Thank you to Necole Stevens for this beautiful image/poem
This poems describes how I feel and think. Life is unpredictable for sure. How do we handle success and or tragedy? Do we let it cause defeat or boast about much better we are than those not succeeding by our standards? Maybe we just do the best we can to deal with however life unfolds. I have always been a survivor. I have overcome many hardships from the time I was a little girl. Not eliciting pity, just part of of my story. I have been called tenacious, which I take as a compliment. God made me the way he knew I needed to be in order to walk through what he knew would come. I have struggled with anger and self pity because of these things, especially losing Alex. I thought for sure I would be spared from a tragedy like this as an adult. After all, I experienced enough with my mother before and after her death.
Do I trust I am done experiencing tragedy and pain? No, I really don’t. I think that is why this post from one my fave pages on FB spoke to me. I struggle with believing I will rise above my circumstances so I can live the life I’ve always dreamed of. I want to use my education, travel, not live in survival mode.
My grief, depression and self loathing gets in my way with living the life I have always hoped for. I have been told by someone who tried to help me after Alex died, that I have believed most of life that I am inherently flawed. This has been a vicious cycle. My subconscious has been there hindering my every move. The solution to all of this? Healing Spiritually is a big piece of the solution I know that much. I will continue writing, being tenacious, and yes, struggling to find my connection with God again. It is happening very slowly. I talk to Alex like I used to talk to God. So that tells me I am still seeking a spiritual connection, a connection to my Angel daughter, who I miss and love so very much.
The young man in a coma may not be doing as well as they were thinking. So much hope, so much that is unknown and misinterpreted. In the early stages, I know I wouldn’t have been able to handle the full implication of what her fate was. I needed to have Hope and denial. The hospital staff had to tread lightly, as they knew how probable it was that she was already gone.
I remember when Alex started storming. Her arms and legs started moving, so we thought she was coming back to us. Very quickly, it was obvious that it was the autonomic brain dysfunction. This is when all of her vitals spiked along with her limbs wringing and contorting uncontrollably. We didn’t even know what that meant. The nurses and doctors would try to explain what was happening, but I needed to research what was happening. I wasn’t sure if I trusted them or their skill level. After all, we weren’t in a large city. So I would go to the computers in the ER waiting room every chance I got. I remember thinking, as her mom, I could help her relax and stop posturing..boy was I wrong. It was all involuntary, she had no control over what her body was doing. The more we touched her, the worse it was.

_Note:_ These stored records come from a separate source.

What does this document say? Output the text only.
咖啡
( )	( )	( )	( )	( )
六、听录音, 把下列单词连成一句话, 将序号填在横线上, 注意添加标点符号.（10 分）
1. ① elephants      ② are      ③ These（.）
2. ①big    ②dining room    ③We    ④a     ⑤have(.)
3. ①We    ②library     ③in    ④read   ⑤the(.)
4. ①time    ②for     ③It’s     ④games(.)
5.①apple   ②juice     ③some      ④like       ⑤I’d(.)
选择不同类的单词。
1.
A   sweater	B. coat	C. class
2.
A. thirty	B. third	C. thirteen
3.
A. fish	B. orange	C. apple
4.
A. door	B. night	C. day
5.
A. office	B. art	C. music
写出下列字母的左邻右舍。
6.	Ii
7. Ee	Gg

Her dad and I became pros at icing her body to keep her temp below 101. Her temp had gone up to 106, and the nurses on that particular day were in way over their heads. When her Neurosurgeon told us he needed her temp. To stay below 101, we were like the ice fiends. We had a system down to an art. One day, a nurse wouldn’t let us do it. She poured alcohol all over her instead, but she failed to realize that wouldn’t work for this, as it was her brain dysfunction, not infection. I sat out in the hall bawling and raging. I had to have the trauma nurse paged to make this stop. If I could have punched out that nurse, I would have. If it were me now, I would have requested her to not be Alex’s nurse again. There were a couple who we asked to not be assigned to her a second time. I have to say, there were at least six nurses who were fantastic. Alex’s case was very complicated that required constant tweaking.
I am just reflecting as I can only imagine what this other m
I have all this information from our journey with her, but I am strugging with knowing how to use it to help this other mom. I know she has to discover what works for her. I want to tell her how I did it, but I cannot use someone else’s’ tragic process to help myself. At the same time, I could be very helpful. This gives me an idea of how hard it must be for the trauma teams. They have a better idea of how things may turn out, but have to not say too much. It is a fine line to walk.
I also have to realize that this young mans’ brain injuries are unique to his circumstances, and it may end up completely different from our situation with Alex. I would never not want him or anyone else to die or not get better. I have to allow my feelings of anger and regret that invariably come when someone is granted a miracle that Alex deserved and didn’t get. She was such an awesome human being. I miss her terribly.